Statistik : Mehr junge Kriminelle

Die Zahl der jungen Gewalttäter in Brandenburg ist weiter angestiegen. Dies geht aus einer Statistik des Landeskriminalamtes hervor.

Peter Tiede

PotsdamIn Brandenburg leben zwar immer weniger Jugendliche – aber die, die noch da sind, werden offenbar immer gewaltbereiter. Das geht aus einer dem Tagesspiegel vorliegenden Statistik des Landeskriminalamtes Brandenburg hervor. Darin wurden die Gewaltdelikte von je 100 000 Jugendlicher verglichen. Das erschreckende Ergebnis: Seit 2004 stieg der Anteil der Gewalttäter unter den unter 18-Jährigen um mehr als ein Drittel an. Waren im Jahr 2004 noch 979 von 100 000 Jugendlichen als Gewalttäter aufgefallen, so waren es im Vorjahr 1343. Bei den 18- bis 21-Jährigen stieg die Zahl geringfügiger an – von 1018 auf 1166 je 100 000 Heranwachsende.
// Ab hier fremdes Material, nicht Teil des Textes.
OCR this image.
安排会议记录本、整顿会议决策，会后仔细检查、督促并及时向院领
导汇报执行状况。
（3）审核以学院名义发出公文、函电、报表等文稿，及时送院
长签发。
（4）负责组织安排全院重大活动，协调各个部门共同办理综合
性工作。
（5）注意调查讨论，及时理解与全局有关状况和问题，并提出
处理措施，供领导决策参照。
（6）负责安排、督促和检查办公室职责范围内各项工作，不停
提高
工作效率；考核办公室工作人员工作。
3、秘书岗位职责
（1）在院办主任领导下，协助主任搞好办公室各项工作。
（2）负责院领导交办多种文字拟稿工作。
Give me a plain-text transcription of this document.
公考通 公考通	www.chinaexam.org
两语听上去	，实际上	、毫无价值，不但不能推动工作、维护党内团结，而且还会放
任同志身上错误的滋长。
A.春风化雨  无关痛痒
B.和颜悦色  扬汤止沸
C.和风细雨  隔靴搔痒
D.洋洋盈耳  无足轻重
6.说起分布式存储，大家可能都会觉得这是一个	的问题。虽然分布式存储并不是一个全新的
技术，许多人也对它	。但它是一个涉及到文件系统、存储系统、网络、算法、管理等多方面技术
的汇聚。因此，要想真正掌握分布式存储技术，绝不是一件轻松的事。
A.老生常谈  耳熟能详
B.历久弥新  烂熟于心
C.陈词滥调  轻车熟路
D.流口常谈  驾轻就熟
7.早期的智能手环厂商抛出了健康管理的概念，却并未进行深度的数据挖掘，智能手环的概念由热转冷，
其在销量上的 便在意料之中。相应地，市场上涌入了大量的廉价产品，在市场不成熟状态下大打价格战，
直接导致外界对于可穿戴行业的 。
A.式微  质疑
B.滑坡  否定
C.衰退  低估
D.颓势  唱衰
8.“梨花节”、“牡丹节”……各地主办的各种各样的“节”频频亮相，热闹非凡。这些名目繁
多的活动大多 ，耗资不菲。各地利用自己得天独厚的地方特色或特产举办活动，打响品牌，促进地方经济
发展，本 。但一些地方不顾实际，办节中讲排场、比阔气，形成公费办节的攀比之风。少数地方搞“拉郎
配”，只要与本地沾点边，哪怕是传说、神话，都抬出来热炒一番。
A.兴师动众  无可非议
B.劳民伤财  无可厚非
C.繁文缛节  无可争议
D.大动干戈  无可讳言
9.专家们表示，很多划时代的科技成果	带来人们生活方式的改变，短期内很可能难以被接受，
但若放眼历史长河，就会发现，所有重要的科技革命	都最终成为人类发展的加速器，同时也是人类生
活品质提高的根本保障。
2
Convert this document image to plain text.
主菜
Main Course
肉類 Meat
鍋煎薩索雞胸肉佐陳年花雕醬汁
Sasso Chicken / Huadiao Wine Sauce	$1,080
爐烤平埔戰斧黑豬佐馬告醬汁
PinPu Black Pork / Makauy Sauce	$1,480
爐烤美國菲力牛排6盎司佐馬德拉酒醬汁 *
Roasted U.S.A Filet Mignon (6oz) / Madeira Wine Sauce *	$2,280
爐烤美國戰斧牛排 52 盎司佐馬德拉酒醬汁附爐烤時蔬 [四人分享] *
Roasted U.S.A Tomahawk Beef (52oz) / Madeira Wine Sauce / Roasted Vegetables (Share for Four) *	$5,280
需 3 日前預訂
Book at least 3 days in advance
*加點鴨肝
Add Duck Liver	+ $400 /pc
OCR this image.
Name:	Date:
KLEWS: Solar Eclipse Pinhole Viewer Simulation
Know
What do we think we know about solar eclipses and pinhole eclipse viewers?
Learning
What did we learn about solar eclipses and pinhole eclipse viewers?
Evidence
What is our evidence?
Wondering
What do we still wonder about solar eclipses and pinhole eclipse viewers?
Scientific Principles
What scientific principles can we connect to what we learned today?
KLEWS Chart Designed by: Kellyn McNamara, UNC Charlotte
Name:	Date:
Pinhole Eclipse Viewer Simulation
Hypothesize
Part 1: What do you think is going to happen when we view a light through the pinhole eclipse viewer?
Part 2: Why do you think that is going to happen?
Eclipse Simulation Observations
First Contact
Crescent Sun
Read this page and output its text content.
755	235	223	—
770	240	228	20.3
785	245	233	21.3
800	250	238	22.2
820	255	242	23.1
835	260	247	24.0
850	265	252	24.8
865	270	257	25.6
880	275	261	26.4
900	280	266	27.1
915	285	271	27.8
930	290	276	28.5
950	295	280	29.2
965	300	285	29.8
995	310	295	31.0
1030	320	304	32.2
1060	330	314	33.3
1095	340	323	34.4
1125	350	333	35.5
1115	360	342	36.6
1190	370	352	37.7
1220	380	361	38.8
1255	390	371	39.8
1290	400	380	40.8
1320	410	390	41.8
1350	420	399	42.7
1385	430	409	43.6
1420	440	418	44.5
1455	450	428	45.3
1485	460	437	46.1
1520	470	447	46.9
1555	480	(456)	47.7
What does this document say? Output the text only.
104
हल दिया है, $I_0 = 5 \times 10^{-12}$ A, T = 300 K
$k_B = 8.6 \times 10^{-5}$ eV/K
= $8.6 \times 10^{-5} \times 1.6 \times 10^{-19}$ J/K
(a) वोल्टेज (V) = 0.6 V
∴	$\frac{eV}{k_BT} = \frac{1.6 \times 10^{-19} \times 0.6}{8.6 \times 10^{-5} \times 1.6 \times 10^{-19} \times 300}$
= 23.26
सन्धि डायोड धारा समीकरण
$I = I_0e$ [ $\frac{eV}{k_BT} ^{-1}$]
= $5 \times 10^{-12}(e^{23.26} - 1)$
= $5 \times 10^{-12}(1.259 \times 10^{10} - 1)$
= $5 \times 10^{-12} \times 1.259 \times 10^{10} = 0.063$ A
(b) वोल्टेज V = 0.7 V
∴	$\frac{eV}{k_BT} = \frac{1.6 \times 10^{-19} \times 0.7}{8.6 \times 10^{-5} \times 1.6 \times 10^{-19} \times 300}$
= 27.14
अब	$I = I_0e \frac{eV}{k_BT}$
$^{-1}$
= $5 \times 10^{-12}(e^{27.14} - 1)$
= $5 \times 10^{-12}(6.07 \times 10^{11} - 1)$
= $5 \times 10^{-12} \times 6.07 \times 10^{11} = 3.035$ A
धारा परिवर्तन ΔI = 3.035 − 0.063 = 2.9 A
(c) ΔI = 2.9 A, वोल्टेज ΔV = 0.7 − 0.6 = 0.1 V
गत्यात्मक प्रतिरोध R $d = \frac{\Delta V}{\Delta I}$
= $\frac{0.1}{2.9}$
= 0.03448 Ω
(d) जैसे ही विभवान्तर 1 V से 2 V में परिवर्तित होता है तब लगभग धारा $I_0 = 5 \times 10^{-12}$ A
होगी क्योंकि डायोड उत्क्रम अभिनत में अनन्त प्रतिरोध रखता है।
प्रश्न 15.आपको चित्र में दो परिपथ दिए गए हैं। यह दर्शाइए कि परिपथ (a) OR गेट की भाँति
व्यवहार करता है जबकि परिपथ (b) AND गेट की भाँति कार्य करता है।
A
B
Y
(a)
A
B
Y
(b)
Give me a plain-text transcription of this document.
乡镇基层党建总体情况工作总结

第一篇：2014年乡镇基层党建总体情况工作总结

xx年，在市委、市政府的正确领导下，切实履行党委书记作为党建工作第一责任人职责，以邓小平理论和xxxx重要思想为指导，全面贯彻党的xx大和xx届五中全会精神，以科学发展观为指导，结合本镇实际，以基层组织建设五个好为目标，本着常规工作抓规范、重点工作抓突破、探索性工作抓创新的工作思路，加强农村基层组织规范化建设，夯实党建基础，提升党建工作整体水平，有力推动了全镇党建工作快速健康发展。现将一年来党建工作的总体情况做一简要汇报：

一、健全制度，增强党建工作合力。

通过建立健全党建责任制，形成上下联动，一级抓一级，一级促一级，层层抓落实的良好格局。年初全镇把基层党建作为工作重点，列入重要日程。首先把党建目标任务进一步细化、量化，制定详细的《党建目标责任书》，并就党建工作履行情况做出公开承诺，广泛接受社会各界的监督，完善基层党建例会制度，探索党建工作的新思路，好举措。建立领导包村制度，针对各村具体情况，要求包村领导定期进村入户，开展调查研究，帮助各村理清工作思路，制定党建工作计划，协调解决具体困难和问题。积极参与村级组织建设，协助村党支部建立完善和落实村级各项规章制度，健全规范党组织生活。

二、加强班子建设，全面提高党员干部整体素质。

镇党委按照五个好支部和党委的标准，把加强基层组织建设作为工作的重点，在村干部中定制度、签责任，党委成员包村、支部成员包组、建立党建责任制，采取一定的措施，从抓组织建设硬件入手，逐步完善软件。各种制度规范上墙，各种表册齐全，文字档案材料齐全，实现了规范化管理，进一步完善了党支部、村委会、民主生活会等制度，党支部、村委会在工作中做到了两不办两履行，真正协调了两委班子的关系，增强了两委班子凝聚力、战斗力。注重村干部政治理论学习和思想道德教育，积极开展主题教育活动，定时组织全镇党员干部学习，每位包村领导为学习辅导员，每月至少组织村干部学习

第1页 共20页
Innenministerium und Kriminalexperten verweisen zwar darauf, dass die Bereitschaft, Straftaten anzuzeigen, gestiegen sei. Aber als Hauptgrund gilt die Abwanderung: „Drastisch ausgedrückt bedeuten die Werte, dass die ,Guten’, die gut Ausgebildeten, gehen und wir besonders auf dem Lande zunehmend mit dem Rest fertig werden müssen“, sagte ein ranghoher Beamter.

In Brandenburg wurde im Vorjahr fast die Hälfte aller Gewaltdelikte von jungen Menschen unter 21 Jahren begangen. Der Bund Deutscher Kriminalbeamter (BDK) in Brandenburg fordert daher von den Innenministern der Länder und des Bundes neue Konzepte zur Bekämpfung der Gewaltkriminalität. BDK-Landeschef Wolfgang Bauch setzt auf „hohen Verfolgungsdruck“ zur Täterermittlung und eine schnelle juristische Ahndung der Taten – auch in Brandenburg. Dazu sei eine ausreichende und flächendeckende Personalausstattung in Jugend- und Staatsschutzkommissariaten bei Kripo, Staatsanwaltschaften und Gerichten notwendig. Er kritisierte in diesem Zusammenhang die Umstrukturierung der Kriminalpolizei in Brandenburg, bei der „knapp 400 Stellen“ wegfielen. Denkbar, so Bauch, seien zudem „Jugendstreifen“ in städtischen Ballungsräumen zur Durchsetzung der Jugendschutzbestimmungen oder der Schulpflicht.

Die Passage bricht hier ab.